Aging is associated with changes at the molecular, cellular and organ levels - starting with changes in protein production, through suboptimal cell metabolism to damage to tissue architecture. These changes probably originate from DNA damage as a result of cumulative exposure to harmful factors such as UV radiation or reactive oxygen generated by our metabolism.

While many studies in the field of aging have focused on specific genes that may speed up or slow down aging, investigations of exactly which genes are more susceptible to aging have not revealed a clear pattern in terms of gene function. Instead, susceptibility appears to be related to gene lengths.

"For a long time, the field of aging has focused on genes related to aging, but our explanation is that it is much more random - it is a physical phenomenon related to the length of the genes and not to the specific genes involved or to the function of these genes," says one of the authors of the study, Ander Izte from the Biogipuzkoa Health Research Institute and Donostia University Hospital, Spain.

It all comes down to chance. Long genes simply have more potential sites that can be damaged. The researchers compare it to a road trip - the longer the trip, the greater the chance that something will go wrong. And because certain cell types tend to express longer genes than others, these cells are more likely to accumulate DNA damage as they age. Cells that do not (or rarely) divide also appear to be more sensitive than rapidly dividing cells, as long-lived cells have more time to accumulate DNA damage and must rely on DNA repair mechanisms to repair it, while rapidly dividing cells tend to be short-lived. due in.

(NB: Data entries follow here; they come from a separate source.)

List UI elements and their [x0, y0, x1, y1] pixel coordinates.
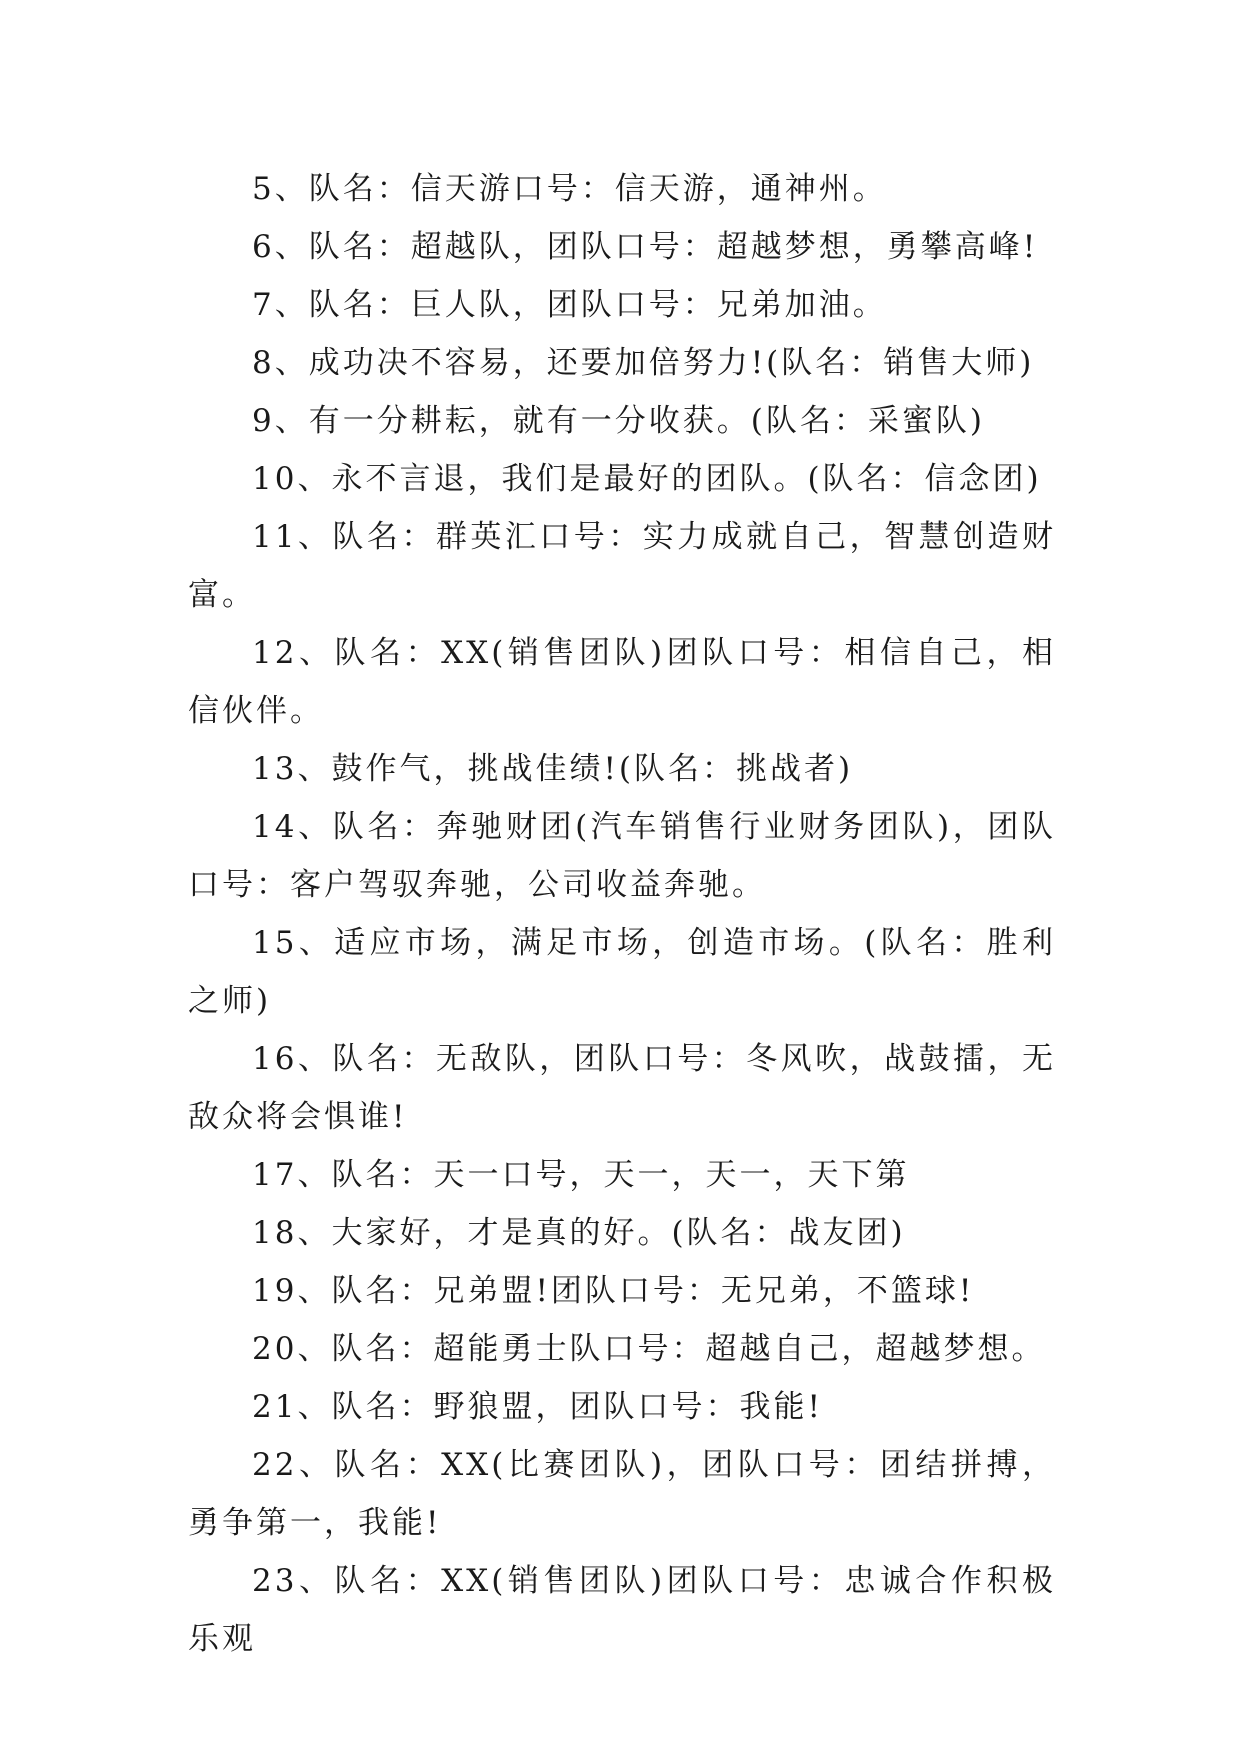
document-body — [188, 160, 1056, 1668]
slogan-paragraph-18: 18、大家好，才是真的好。(队名：战友团) — [252, 1215, 906, 1251]
slogan-paragraph-12: 12、队名：XX(销售团队)团队口号：相信自己，相信伙伴。 — [188, 635, 1056, 729]
slogan-paragraph-22: 22、队名：XX(比赛团队)，团队口号：团结拼搏，勇争第一，我能! — [188, 1447, 1056, 1541]
slogan-paragraph-10: 10、永不言退，我们是最好的团队。(队名：信念团) — [252, 461, 1042, 497]
slogan-paragraph-15: 15、适应市场，满足市场，创造市场。(队名：胜利之师) — [188, 925, 1056, 1019]
slogan-paragraph-16: 16、队名：无敌队，团队口号：冬风吹，战鼓擂，无敌众将会惧谁! — [188, 1041, 1056, 1135]
slogan-paragraph-21: 21、队名：野狼盟，团队口号：我能! — [252, 1389, 823, 1425]
slogan-paragraph-8: 8、成功决不容易，还要加倍努力!(队名：销售大师) — [252, 345, 1035, 381]
slogan-paragraph-13: 13、鼓作气，挑战佳绩!(队名：挑战者) — [252, 751, 854, 787]
slogan-paragraph-20: 20、队名：超能勇士队口号：超越自己，超越梦想。 — [252, 1331, 1046, 1367]
slogan-paragraph-6: 6、队名：超越队，团队口号：超越梦想，勇攀高峰! — [252, 229, 1039, 265]
slogan-paragraph-14: 14、队名：奔驰财团(汽车销售行业财务团队)，团队口号：客户驾驭奔驰，公司收益奔驰。 — [188, 809, 1056, 903]
slogan-paragraph-11: 11、队名：群英汇口号：实力成就自己，智慧创造财富。 — [188, 519, 1056, 613]
slogan-paragraph-17: 17、队名：天一口号，天一，天一，天下第 — [252, 1157, 910, 1193]
slogan-paragraph-7: 7、队名：巨人队，团队口号：兄弟加油。 — [252, 287, 887, 323]
slogan-paragraph-5: 5、队名：信天游口号：信天游，通神州。 — [252, 171, 887, 207]
slogan-paragraph-9: 9、有一分耕耘，就有一分收获。(队名：采蜜队) — [252, 403, 985, 439]
slogan-paragraph-23: 23、队名：XX(销售团队)团队口号：忠诚合作积极乐观 — [188, 1563, 1056, 1657]
slogan-paragraph-19: 19、队名：兄弟盟!团队口号：无兄弟，不篮球! — [252, 1273, 975, 1309]
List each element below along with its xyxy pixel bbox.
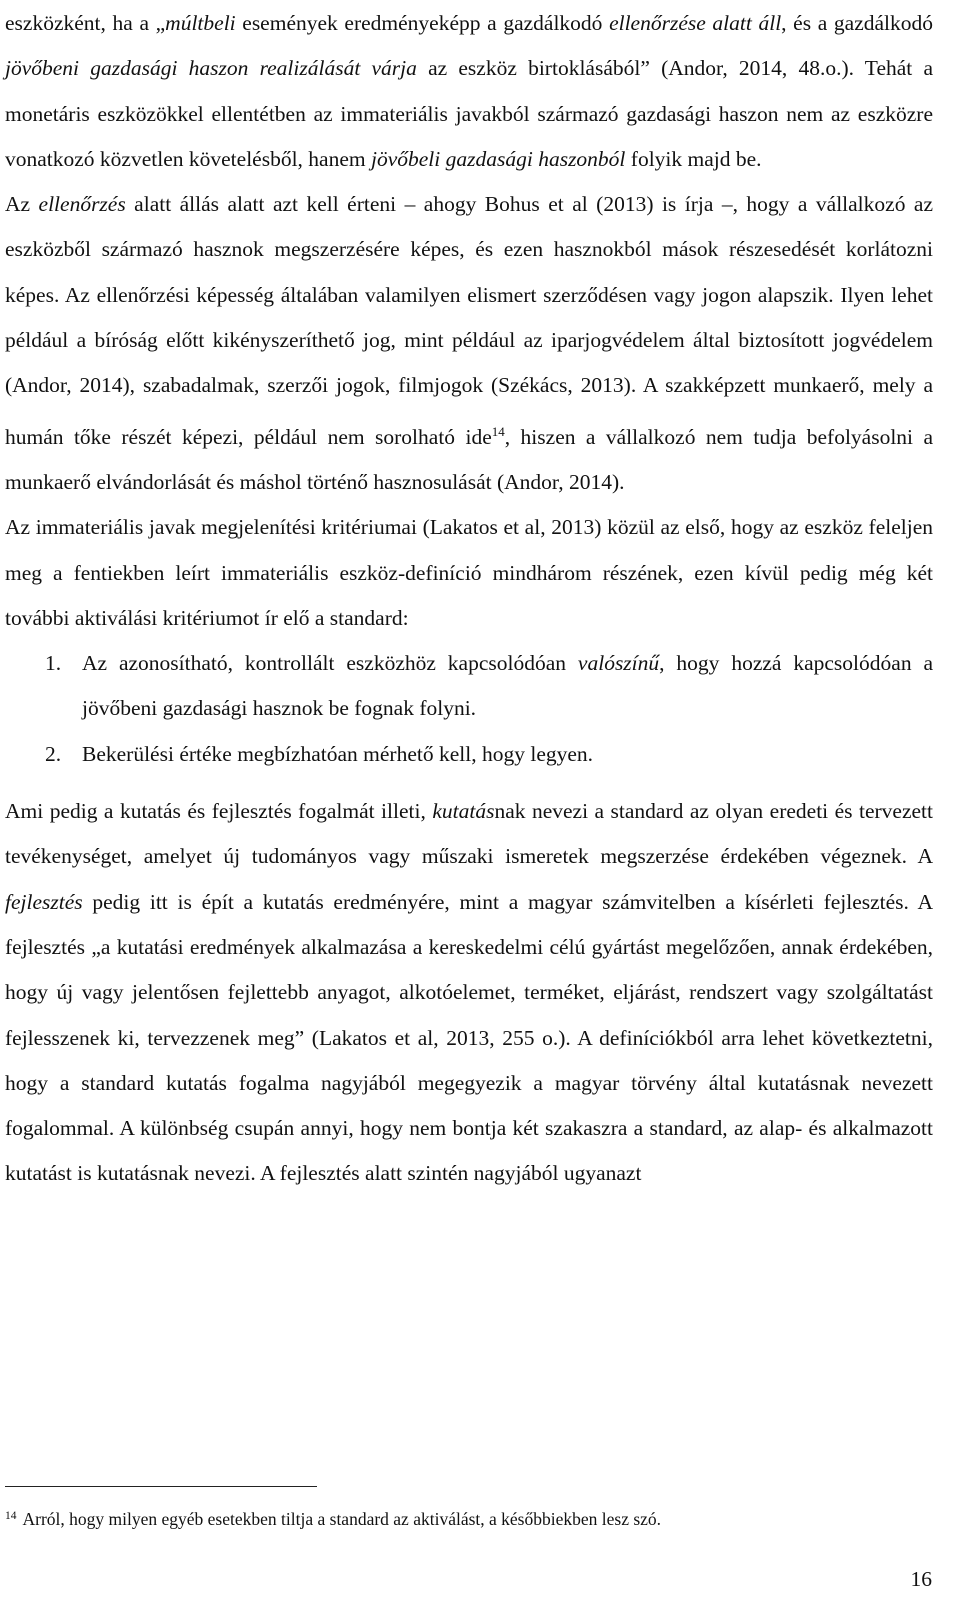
text-run: eszközként, ha a „ — [5, 11, 166, 35]
emphasis-text: valószínű — [577, 651, 660, 676]
emphasis-text: ellenőrzés — [38, 192, 126, 217]
text-run: , hiszen a vállalkozó nem tudja befolyásolni a munkaerő elvándorlását és máshol történő hasznosulását (Andor, 2014). — [5, 424, 933, 494]
list-item — [5, 641, 933, 732]
text-run: alatt állás alatt azt kell érteni – ahogy Bohus et al (2013) is írja –, hogy a vállalkozó az eszközből származó hasznok megszerzésére képes, és ezen hasznokból mások részesedését korlátozni képes. Az ellenőrzési képesség általában valamilyen elismert szerződésen vagy jogon alapszik. Ilyen lehet például a bíróság előtt kikényszeríthető jog, mint például az iparjogvédelem által biztosított jogvédelem (Andor, 2014), szabadalmak, szerzői jogok, filmjogok (Székács, 2013). A szakképzett munkaerő, mely a humán tőke részét képezi, például nem sorolható ide — [5, 192, 933, 449]
list-item — [5, 732, 933, 777]
text-run: , és a gazdálkodó — [781, 11, 933, 35]
document-page — [5, 0, 933, 1197]
list-number: 1. — [45, 651, 62, 676]
page-number: 16 — [910, 1567, 932, 1591]
emphasis-text: jövőbeni gazdasági haszon realizálását várja — [5, 56, 417, 81]
text-run: események eredményeképp a gazdálkodó — [235, 11, 610, 35]
footnote — [5, 1504, 933, 1531]
text-run: pedig itt is épít a kutatás eredményére, mint a magyar számvitelben a kísérleti fejlesztés. A fejlesztés „a kutatási eredmények alkalmazása a kereskedelmi célú gyártást megelőzően, annak érdekében, hogy új vagy jelentősen fejlettebb anyagot, alkotóelemet, terméket, eljárást, rendszert vagy szolgáltatást fejlesszenek ki, tervezzenek meg” (Lakatos et al, 2013, 255 o.). A definíciókból arra lehet következtetni, hogy a standard kutatás fogalma nagyjából megegyezik a magyar törvény által kutatásnak nevezett fogalommal. A különbség csupán annyi, hogy nem bontja két szakaszra a standard, az alap- és alkalmazott kutatást is kutatásnak nevezi. A fejlesztés alatt szintén nagyjából ugyanazt — [5, 889, 933, 1186]
text-run: Az — [5, 192, 39, 217]
spacer — [5, 777, 933, 789]
emphasis-text: jövőbeli gazdasági haszonból — [370, 146, 626, 171]
text-run: Bekerülési értéke megbízhatóan mérhető kell, hogy legyen. — [82, 741, 594, 766]
text-run: az eszköz birtoklásából” (Andor, 2014, 48.o.). Tehát a monetáris eszközökkel ellentétben az immateriális javakból származó gazdasági haszon nem az eszközre vonatkozó közvetlen követelésből, hanem — [5, 56, 933, 171]
criteria-list — [5, 641, 933, 777]
emphasis-text: ellenőrzése alatt áll — [609, 11, 782, 35]
footnote-text: Arról, hogy milyen egyéb esetekben tiltja a standard az aktiválást, a későbbiekben lesz szó. — [22, 1509, 662, 1529]
emphasis-text: fejlesztés — [5, 889, 83, 914]
text-run: , hogy hozzá kapcsolódóan a jövőbeni gazdasági hasznok be fognak folyni. — [82, 651, 934, 721]
paragraph-2 — [5, 182, 933, 505]
footnote-marker: 14 — [5, 1510, 17, 1522]
emphasis-text: kutatás — [432, 799, 495, 824]
paragraph-4 — [5, 789, 933, 1197]
text-run: Az azonosítható, kontrollált eszközhöz kapcsolódóan — [82, 651, 578, 676]
list-number: 2. — [45, 741, 62, 766]
footnote-separator — [5, 1486, 317, 1487]
text-run: folyik majd be. — [625, 146, 762, 171]
paragraph-3: Az immateriális javak megjelenítési kritériumai (Lakatos et al, 2013) közül az első, hogy az eszköz feleljen meg a fentiekben leírt immateriális eszköz-definíció mindhárom részének, ezen kívül pedig még két további aktiválási kritériumot ír elő a standard: — [5, 515, 933, 630]
text-run: nak nevezi a standard az olyan eredeti és tervezett tevékenységet, amelyet új tudományos vagy műszaki ismeretek megszerzése érdekében végeznek. A — [5, 799, 933, 869]
emphasis-text: múltbeli — [165, 11, 236, 35]
text-run: Ami pedig a kutatás és fejlesztés fogalmát illeti, — [5, 799, 433, 824]
footnote-reference: 14 — [491, 423, 505, 439]
paragraph-1 — [5, 0, 933, 182]
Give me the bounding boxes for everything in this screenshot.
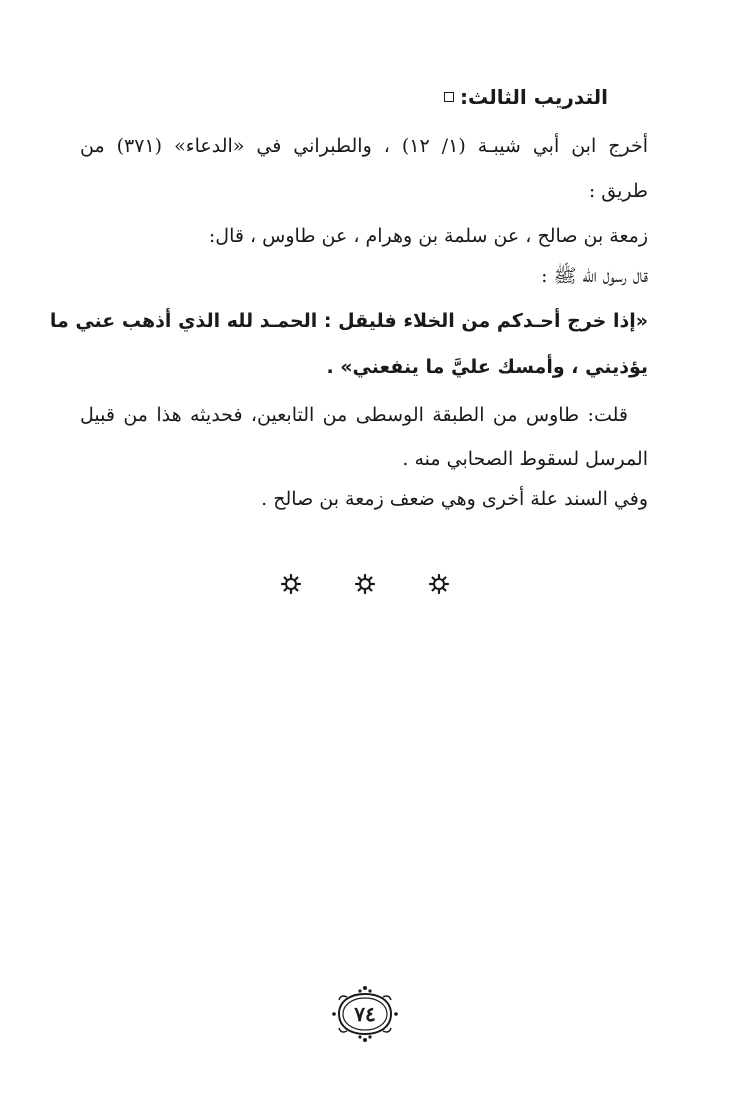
flower-star-icon — [428, 573, 450, 595]
heading-text: التدريب الثالث: — [460, 85, 608, 109]
paragraph-line: وفي السند علة أخرى وهي ضعف زمعة بن صالح . — [261, 488, 648, 510]
paragraph-line: المرسل لسقوط الصحابي منه . — [402, 448, 648, 470]
square-bullet-icon — [444, 92, 454, 102]
page-number: ٧٤ — [354, 1002, 376, 1026]
section-divider — [280, 573, 450, 597]
hadith-line: يؤذيني ، وأمسك عليَّ ما ينفعني» . — [326, 356, 648, 378]
paragraph-line: قال رسول الله ﷺ : — [541, 265, 648, 287]
paragraph-line: طريق : — [588, 180, 648, 202]
hadith-line: «إذا خرج أحـدكم من الخلاء فليقل : الحمـد لله الذي أذهب عني ما — [49, 310, 648, 332]
flower-star-icon — [280, 573, 302, 595]
flower-star-icon — [354, 573, 376, 595]
section-heading — [440, 82, 608, 112]
paragraph-line: أخرج ابن أبي شيبـة (١/ ١٢) ، والطبراني في «الدعاء» (٣٧١) من — [80, 135, 649, 157]
paragraph-line: قلت: طاوس من الطبقة الوسطى من التابعين، فحديثه هذا من قبيل — [80, 404, 628, 426]
page-number-ornament — [329, 984, 401, 1044]
paragraph-line: زمعة بن صالح ، عن سلمة بن وهرام ، عن طاوس ، قال: — [208, 225, 648, 247]
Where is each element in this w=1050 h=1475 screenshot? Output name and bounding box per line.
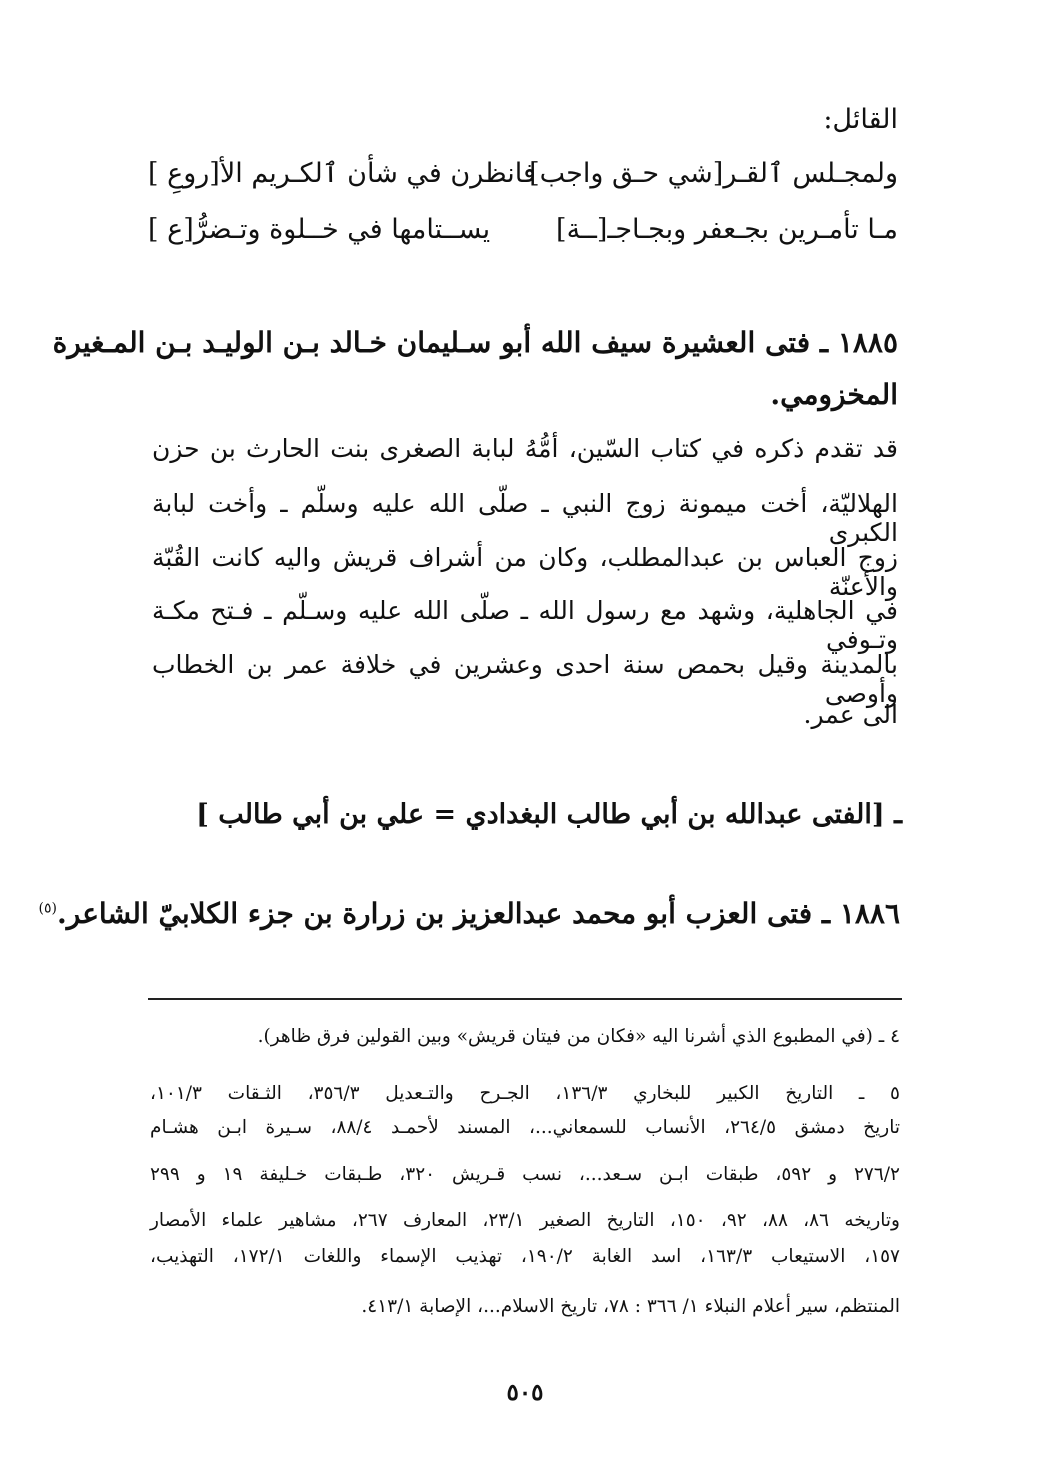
footnote-line: ٤ ـ (في المطبوع الذي أشرنا اليه «فكان من فيتان قريش» وبين القولين فرق ظاهر). bbox=[257, 1026, 900, 1047]
entry-1885-body-line: قد تقدم ذكره في كتاب السّين، أمُّهُ لبابة الصغرى بنت الحارث بن حزن bbox=[152, 434, 898, 463]
footnote-line: ٥ ـ التاريخ الكبير للبخاري ١٣٦/٣، الجـرح والتـعديل ٣٥٦/٣، الثـقات ١٠١/٣، bbox=[150, 1083, 900, 1104]
verse-second-hemistich: يســتامها في خــلوة وتـضرُّ[ع ] bbox=[148, 214, 491, 245]
entry-1885-body-line: زوج العباس بن عبدالمطلب، وكان من أشراف قريش واليه كانت القُبّة والأعنّة bbox=[152, 543, 898, 601]
entry-1885-body-line: الى عمر. bbox=[803, 700, 898, 729]
entry-1886-heading-text: ١٨٨٦ ـ فتى العزب أبو محمد عبدالعزيز بن زرارة بن جزء الكلابيّ الشاعر. bbox=[57, 897, 900, 930]
footnote-line: المنتظم، سير أعلام النبلاء ١/ ٣٦٦ : ٧٨، تاريخ الاسلام...، الإصابة ٤١٣/١. bbox=[361, 1296, 900, 1317]
entry-1885-heading: ١٨٨٥ ـ فتى العشيرة سيف الله أبو سـليمان خـالد بـن الوليـد بـن المـغيرة bbox=[52, 326, 898, 359]
page-number: ٥٠٥ bbox=[506, 1379, 544, 1406]
entry-1885-heading-continued: المخزومي. bbox=[770, 378, 898, 411]
verse-first-hemistich: ولمجـلس ٱلقـر[شي حـق واجب] bbox=[529, 158, 898, 189]
cross-reference: ـ [الفتى عبدالله بن أبي طالب البغدادي = علي بن أبي طالب ] bbox=[196, 799, 902, 830]
verse-intro: القائل: bbox=[823, 104, 898, 135]
entry-1885-body-line: في الجاهلية، وشهد مع رسول الله ـ صلّى الله عليه وسـلّم ـ فـتح مكـة وتـوفي bbox=[152, 596, 898, 654]
footnote-line: وتاريخه ٨٦، ٨٨، ٩٢، ١٥٠، التاريخ الصغير ٢٣/١، المعارف ٢٦٧، مشاهير علماء الأمصار bbox=[150, 1210, 900, 1231]
entry-1885-body-line: بالمدينة وقيل بحمص سنة احدى وعشرين في خلافة عمر بن الخطاب وأوصى bbox=[152, 650, 898, 708]
entry-1886-heading bbox=[39, 897, 900, 930]
footnote-line: تاريخ دمشق ٢٦٤/٥، الأنساب للسمعاني...، المسند لأحمـد ٨٨/٤، سـيرة ابـن هشـام bbox=[150, 1117, 900, 1138]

Since the nerve cells are known to express extremely long genes and are also slow or non-dividing, they are particularly sensitive to the phenomenon, and the researchers emphasize the link between aging and neurodegeneration. Many of the genes involved in preventing protein aggregation in Alzheimer's disease are particularly long, and childhood cancer patients, who are cured by chemotherapy that damages DNA, later suffer from premature aging and neurodegeneration.

The researchers hypothesize that damage to long genes can explain most of the features of aging because it is associated with known aging accelerators and because it can be moderated by known antiaging treatments, such as dietary restriction (which has been shown to limit DNA damage).

"Many different things known to affect aging seem to lead to this length-dependent regulation, for example, different types of radiation, smoking, alcohol, diet and oxidative stress," says one of the study's authors, Thomas Stöger of Northwestern University.

However, although the link between the decline in long gene expression and aging is strong, there is still causal evidence that needs to be proven. "Of course, you never know what came first, the chicken or the egg, but we can see a strong connection between this phenomenon and many of the known hallmarks of aging," says Izta.

In future studies, the researchers plan to continue to investigate the mechanism of the phenomenon and its evolutionary consequences and to investigate the connection between it and neurodegeneration.